En 15 jours, l'EI a revendiqué trois attentats : le crash de l'avion russe dans le Sinaï, l'attentat à Beyrouth et les attaques à Paris. L’organisation semble élargir son champ d’action. Doit-on y voir un changement de stratégie? Décryptage.
En l’espace d’une quinzaine de jours, l’organisation de l’État islamique (EI), a revendiqué trois attentats majeurs hors des frontières de ce qu’elle appelle son "califat". Le bilan de ces attaques est particulièrement lourd : le 31 octobre, un avion russe transportant 224 passagers s’est écrasé dans le Sinaï ; jeudi 12 novembre, 43 personnes ont été tuées dans un double attentat à la bombe au Liban ; le lendemain au moins 129 personnes étaient abattues à Paris au cours de plusieurs attaques simultanées.
Une démonstration pour le moins spectaculaire de la puissance de l’EI, qui n’avait toutefois pas l’habitude d’agir en dehors de sa zone d’influence.
Alain Rodier ancien officier supérieur au sein des services de renseignement français, est directeur adjoint du Centre français de recherche sur le renseignement (CF2R).
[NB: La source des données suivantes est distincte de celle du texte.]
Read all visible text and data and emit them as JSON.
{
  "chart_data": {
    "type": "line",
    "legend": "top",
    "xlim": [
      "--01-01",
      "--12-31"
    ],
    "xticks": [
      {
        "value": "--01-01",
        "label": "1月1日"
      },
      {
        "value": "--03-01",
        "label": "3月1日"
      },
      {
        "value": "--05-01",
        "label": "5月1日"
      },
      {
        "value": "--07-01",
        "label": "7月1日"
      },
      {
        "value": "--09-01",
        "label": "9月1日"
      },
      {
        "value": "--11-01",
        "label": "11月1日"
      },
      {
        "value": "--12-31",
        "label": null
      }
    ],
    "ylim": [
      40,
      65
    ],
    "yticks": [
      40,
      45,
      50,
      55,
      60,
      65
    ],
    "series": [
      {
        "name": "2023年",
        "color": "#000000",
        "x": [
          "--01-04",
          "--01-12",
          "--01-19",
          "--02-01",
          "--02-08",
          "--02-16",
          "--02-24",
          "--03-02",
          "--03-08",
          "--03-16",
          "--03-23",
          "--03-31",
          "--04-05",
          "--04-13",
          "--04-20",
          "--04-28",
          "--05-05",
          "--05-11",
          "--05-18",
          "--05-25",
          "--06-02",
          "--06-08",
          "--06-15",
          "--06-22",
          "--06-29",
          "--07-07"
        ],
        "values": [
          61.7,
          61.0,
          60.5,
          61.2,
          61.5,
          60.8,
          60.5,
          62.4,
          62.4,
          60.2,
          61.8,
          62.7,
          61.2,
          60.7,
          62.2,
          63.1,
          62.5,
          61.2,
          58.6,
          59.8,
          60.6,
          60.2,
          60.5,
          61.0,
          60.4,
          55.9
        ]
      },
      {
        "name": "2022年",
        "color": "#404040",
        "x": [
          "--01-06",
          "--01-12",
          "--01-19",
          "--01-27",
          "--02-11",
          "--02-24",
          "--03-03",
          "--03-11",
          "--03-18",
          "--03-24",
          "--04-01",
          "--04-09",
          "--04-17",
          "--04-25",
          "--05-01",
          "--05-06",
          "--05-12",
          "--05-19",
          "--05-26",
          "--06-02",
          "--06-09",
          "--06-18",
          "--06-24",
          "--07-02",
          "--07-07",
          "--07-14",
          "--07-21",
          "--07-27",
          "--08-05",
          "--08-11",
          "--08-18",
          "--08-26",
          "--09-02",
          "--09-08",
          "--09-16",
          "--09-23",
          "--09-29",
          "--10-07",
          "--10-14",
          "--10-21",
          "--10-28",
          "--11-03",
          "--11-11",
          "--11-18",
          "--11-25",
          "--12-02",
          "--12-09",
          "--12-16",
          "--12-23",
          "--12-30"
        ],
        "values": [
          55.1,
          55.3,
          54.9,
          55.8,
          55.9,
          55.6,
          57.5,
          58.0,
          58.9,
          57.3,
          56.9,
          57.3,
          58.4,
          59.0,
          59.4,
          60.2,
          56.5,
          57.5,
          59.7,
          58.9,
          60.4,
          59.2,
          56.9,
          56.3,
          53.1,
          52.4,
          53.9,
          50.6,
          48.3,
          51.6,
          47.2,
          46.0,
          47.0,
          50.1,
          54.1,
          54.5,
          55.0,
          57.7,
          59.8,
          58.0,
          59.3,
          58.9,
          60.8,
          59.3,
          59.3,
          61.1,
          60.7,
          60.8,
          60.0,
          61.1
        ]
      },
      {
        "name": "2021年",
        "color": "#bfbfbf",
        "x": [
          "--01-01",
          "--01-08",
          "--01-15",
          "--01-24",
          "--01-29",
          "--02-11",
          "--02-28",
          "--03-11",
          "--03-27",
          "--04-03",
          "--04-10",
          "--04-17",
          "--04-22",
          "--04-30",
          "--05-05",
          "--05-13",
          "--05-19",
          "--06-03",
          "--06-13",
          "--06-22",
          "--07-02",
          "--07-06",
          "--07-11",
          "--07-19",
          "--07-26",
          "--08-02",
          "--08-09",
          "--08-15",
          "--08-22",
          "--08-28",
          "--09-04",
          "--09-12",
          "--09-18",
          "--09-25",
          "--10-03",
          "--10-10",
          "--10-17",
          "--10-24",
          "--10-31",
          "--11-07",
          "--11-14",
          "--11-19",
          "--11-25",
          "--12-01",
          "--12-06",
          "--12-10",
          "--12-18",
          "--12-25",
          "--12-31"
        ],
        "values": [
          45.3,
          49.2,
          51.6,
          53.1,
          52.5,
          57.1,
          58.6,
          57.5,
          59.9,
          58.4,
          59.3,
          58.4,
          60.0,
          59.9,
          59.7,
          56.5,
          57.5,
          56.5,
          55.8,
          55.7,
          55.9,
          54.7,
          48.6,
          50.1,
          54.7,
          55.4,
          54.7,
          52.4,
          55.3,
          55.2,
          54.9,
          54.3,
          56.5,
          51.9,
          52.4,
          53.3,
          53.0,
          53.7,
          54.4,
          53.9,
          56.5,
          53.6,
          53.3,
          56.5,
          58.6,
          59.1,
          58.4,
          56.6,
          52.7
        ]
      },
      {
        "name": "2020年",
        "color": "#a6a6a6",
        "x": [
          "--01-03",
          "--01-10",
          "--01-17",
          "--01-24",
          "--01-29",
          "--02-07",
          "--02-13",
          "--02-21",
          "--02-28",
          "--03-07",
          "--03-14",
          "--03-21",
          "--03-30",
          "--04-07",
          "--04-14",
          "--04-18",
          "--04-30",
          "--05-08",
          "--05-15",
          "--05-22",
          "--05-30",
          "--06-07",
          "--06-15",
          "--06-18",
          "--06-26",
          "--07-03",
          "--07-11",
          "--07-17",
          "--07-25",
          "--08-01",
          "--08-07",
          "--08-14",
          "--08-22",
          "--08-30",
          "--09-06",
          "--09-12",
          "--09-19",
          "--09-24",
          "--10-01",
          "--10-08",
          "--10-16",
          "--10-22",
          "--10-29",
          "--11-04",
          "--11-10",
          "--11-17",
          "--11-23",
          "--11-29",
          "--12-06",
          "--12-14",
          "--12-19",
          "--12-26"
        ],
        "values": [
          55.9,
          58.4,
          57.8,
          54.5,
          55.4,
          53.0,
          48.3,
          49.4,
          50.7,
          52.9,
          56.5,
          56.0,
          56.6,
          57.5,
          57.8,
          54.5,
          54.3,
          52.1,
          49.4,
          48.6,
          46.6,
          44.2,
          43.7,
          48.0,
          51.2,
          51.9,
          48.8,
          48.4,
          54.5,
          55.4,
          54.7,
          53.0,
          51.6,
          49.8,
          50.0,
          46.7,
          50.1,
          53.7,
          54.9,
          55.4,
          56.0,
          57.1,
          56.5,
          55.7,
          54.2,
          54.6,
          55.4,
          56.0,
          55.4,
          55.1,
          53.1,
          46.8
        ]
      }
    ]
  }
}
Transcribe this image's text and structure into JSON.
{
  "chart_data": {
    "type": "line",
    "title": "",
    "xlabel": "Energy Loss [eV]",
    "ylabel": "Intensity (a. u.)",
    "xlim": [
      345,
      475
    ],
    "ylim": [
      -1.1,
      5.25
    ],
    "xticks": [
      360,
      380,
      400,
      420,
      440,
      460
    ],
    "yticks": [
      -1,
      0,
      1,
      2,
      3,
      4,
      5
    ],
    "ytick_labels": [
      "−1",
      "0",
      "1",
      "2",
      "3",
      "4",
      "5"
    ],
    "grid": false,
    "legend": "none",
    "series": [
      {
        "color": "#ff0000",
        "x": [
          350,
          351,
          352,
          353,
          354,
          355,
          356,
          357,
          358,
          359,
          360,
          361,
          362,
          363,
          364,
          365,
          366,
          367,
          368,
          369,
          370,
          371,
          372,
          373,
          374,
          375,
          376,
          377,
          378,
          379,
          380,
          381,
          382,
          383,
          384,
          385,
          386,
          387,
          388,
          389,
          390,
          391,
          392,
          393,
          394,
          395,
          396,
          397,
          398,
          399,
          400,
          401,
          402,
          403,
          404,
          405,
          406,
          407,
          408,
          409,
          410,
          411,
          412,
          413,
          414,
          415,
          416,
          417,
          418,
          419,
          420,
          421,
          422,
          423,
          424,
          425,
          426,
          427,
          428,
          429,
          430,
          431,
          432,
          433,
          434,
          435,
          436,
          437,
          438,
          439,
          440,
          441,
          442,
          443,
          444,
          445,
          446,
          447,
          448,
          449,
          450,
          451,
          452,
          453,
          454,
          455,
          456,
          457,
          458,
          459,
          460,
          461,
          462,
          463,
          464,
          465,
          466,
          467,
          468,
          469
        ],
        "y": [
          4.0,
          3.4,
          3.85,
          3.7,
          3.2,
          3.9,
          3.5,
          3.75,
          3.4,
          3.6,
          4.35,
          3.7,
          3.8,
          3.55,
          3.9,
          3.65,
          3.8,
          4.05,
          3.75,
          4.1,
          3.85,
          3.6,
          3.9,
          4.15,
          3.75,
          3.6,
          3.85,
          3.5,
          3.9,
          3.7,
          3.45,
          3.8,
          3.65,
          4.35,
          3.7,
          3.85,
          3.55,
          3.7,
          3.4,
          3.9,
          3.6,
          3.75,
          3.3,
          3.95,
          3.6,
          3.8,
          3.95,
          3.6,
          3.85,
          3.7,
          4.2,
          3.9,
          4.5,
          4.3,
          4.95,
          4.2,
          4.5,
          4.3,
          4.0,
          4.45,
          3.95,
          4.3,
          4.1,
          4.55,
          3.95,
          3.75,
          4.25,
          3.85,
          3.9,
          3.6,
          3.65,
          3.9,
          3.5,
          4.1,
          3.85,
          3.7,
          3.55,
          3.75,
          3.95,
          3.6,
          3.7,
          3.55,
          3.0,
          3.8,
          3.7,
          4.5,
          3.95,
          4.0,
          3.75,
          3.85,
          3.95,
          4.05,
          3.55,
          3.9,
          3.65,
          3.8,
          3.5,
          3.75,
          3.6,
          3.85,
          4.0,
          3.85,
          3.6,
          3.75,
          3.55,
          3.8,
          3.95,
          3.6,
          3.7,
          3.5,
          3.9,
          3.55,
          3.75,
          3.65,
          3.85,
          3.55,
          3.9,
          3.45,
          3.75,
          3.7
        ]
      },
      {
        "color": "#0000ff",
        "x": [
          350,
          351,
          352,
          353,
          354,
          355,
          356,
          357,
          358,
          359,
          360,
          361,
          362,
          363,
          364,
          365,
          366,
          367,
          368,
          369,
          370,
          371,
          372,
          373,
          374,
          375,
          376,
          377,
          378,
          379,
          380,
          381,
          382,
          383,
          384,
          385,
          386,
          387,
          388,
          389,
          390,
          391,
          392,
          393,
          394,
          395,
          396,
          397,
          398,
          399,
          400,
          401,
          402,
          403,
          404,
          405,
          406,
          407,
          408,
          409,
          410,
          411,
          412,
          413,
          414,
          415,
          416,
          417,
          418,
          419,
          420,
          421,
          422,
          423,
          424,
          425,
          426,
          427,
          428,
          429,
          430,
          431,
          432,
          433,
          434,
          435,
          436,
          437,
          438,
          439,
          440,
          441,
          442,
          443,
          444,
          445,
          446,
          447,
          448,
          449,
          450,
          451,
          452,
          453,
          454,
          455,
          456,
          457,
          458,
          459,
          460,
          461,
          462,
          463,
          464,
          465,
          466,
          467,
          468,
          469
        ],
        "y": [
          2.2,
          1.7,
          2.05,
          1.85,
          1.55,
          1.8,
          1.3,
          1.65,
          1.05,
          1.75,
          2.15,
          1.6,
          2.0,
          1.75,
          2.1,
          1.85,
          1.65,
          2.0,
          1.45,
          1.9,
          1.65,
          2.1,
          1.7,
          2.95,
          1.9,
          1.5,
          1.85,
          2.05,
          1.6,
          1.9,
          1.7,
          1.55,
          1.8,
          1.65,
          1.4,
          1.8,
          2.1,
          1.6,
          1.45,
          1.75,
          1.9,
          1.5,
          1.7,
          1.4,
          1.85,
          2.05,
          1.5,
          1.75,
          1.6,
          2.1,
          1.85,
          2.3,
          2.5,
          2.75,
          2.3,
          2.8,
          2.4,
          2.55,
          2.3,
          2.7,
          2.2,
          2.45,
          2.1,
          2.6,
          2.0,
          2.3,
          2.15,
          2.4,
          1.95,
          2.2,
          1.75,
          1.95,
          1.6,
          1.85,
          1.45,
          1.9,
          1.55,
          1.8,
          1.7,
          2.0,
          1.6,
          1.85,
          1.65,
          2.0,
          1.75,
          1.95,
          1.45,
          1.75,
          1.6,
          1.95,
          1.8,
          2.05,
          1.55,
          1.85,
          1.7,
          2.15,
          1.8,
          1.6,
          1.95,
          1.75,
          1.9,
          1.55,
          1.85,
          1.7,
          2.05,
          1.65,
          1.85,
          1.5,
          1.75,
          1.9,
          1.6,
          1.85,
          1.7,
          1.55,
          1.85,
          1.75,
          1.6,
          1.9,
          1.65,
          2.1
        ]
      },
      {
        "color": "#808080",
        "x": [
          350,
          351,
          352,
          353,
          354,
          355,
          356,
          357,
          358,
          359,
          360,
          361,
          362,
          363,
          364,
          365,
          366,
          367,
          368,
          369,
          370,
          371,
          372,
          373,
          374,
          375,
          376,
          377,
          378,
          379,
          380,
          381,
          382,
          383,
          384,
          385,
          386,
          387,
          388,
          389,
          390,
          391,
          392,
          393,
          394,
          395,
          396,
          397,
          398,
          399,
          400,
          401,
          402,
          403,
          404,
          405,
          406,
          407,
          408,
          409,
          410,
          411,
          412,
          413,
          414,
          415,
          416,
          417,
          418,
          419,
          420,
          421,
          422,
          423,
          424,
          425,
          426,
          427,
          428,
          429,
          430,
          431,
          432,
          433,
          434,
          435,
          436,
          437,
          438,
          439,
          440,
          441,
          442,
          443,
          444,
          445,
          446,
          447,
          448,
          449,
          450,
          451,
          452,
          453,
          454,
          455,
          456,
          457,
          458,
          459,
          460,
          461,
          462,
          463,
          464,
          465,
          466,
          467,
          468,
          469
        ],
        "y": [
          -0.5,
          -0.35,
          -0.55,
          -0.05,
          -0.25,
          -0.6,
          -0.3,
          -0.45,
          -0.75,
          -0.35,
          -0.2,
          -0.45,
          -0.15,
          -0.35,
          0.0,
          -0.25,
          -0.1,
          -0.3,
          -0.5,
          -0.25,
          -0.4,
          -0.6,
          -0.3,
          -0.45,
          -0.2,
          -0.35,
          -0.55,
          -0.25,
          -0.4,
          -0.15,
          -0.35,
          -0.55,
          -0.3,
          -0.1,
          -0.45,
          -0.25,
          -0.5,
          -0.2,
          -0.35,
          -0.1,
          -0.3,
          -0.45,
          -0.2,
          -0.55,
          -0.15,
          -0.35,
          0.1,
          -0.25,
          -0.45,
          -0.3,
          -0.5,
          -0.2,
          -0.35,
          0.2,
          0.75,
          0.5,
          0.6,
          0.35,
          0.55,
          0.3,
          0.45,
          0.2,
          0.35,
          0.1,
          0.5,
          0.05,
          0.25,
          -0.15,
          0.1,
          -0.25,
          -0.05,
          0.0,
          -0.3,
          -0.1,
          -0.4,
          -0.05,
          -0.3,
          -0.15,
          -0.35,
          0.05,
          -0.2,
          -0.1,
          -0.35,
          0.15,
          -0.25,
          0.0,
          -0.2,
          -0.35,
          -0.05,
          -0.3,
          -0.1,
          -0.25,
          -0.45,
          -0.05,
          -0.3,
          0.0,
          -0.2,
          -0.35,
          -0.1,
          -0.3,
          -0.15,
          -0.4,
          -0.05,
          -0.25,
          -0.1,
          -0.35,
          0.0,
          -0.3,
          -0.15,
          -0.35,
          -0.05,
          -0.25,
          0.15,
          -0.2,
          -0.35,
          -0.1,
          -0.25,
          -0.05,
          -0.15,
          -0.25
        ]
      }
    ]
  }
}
Il est notamment chargé de suivre le terrorisme d’origine islamique et la criminalité organisée. Selon lui, ce déchaînement de violence peut s’expliquer notamment par le fait que l’organisation jihadiste subit des revers en Irak et en Syrie où elle fait face à l’intensification des frappes aériennes de la coalition menée par les États-Unis, mais aussi de la Russie. Le secrétaire d'État américain John Kerry a d'ailleurs affirmé mardi 17 novembre que l'EI perdait des territoires et que la stratégie occidentale de lutte contre l'organisation portait ses fruits.
France 24 : Avec le crash de l’avion russe, les attentats d’ampleur de Beyrouth et de Paris, l’EI semble élargir son champ d’action en sortant des limites de sa zone d’influence. Pourquoi ?
Alain Rodier : Jusqu’à maintenant Daech [autre appellation de l’EI en arabe], ne se livrait pas à ce type d’action car son souci principal était, contrairement à Al-Qaïda, la conquête territoriale. Ils cherchaient à consolider leur État qu’ils appellent califat, à cheval entre l’Irak et la Syrie. Ils cherchaient également à étendre leurs provinces, qu’ils appellent Wilayat, ces zones où des groupes leurs ont prêté allégeance, comme l’Afghanistan, le Sinaï, la Libye ou le Nigeria par exemple. Mais depuis un peu moins d’un an environ, Daech ne progresse plus en Irak et en Syrie comme par le passé. Attention, cela ne signifie pas du tout que l'organisation est en passe d'être vaincue. Mais il n’est plus en "odeur de victoire", en progression. Les frappes de la coalition et de la France ont, malgré toutes les critiques qu’elles ont essuyées, participé à casser la dynamique de Daech. Or, cela affecte son aura, et l’afflux des jidahistes dont l’organisation dépend. J’ai pu apprendre des services de renseignement belges que le flot de combattants partant rejoindre Daech avait été divisé par deux depuis début 2015. Il lui fallait donc faire quelque chose.
Peut-on en conclure que nous assistons à un tournant dans la stratégie de l’EI ?
Oui. Tout a commencé le 31 octobre avec l’avion russe. Mais attention, cette nouveauté ne signifie pas qu’ils ne se battent plus sur le terrain. Au contraire, en Irak et en Syrie, leur stratégie est la même. Il y a d’ailleurs en ce moment des combats phénoménaux qui les opposent aux forces d’Assad et à ses milices alliées dans la région d’Alep, dont ils sont repoussés. On peut aussi s’attendre d’ici peu à une bataille pour reprendre la ville de Palmyre aux jihadistes. Ils ne sont donc plus à l’offensive, mais à la défensive, voire à la contre-offensive puisqu'ils gagnent du terrain, dans la province de Hama.
Il semble toutefois qu’il ait été décidé - on ignore quand - de passer à des opérations de masse à l’extérieur. Pour plusieurs raisons : en premier lieu pour faire payer les frappes, se venger, mais aussi et surtout pour rester sur le devant de la scène et continuer à devancer Al-Qaïda. L’EI est telle une bête blessée : d’autant plus furieuse.
Peut-on dire que l’EI se rapproche du mode opératoire d’Al-Qaïda ?
Avec ces actions, oui, car le but est bien de terroriser leurs ennemis qu’ils considèrent comme impies. On peut noter qu’ils ont plus d’efficacité encore qu’Al-Qaïda, puisque malgré toutes ses tentatives, Al-Qaïda n'a encore jamais réussi à faire exploser un avion.